Clamps - Either 22.2mm or 23.8mm. Flat or swept back handlebars are generally 22.2mm and drops or bullhorns are 23.8mm. Some levers will work on both but most are specific.
Aero vs Non-Aero - Traditional style brake levers have the cable coming out the top of the lever (non-aero), while modern drop levers run the cables inside the bartape (aero). The aero design can look neater, however non-aero cabling is more direct and results in a smoother cable.
Bar-end Inverse Brake Levers - Today these are mainly produced and sold for TT bikes. We like to use them to recreate classic porteur style bikes like the one below.
These levers require the handlebars to have a large internal diameter (usually 19-22mm) to fit. In general, all 23.8mm outer diameter handlebars will work. There is one set of levers made to fit 22.2mm bars, the Dia-Compe DC188 levers. They are suitable for 16-19mm internal diameter.
All inverse levers have external cable routing so you will need to run bartape or the specific Dia-Compe Inverse Lever Grips.
Cables - There are two main types of brake ends, barrel and pear. All drop handlebar levers use pear end cables. Most other levers use barrel end, with the exception of the Tektro FL750, which must use pear end.

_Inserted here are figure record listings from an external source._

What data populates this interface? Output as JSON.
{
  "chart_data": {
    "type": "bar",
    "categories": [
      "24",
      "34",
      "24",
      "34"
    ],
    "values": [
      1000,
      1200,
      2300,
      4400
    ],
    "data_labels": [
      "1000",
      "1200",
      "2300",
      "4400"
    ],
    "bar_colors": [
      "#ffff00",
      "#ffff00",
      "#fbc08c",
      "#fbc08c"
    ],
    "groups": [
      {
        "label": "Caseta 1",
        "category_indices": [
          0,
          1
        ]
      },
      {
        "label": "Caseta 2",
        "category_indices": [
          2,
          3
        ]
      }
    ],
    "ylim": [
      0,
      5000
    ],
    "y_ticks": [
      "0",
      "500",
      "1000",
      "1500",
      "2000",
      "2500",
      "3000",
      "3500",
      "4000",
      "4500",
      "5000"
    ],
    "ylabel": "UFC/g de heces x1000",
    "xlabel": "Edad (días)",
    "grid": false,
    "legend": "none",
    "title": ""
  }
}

The BLB crosstop levers are in-line levers designed to run mid-way through the brake cables of a cyclocross bike. Their short levers have made them popular on bullhorn single speed bikes as the only lever. This means the cable end sits on the outer body of the lever. Neither cable end sits well without modification. We have found that ball end brake cables work perfectly for these levers.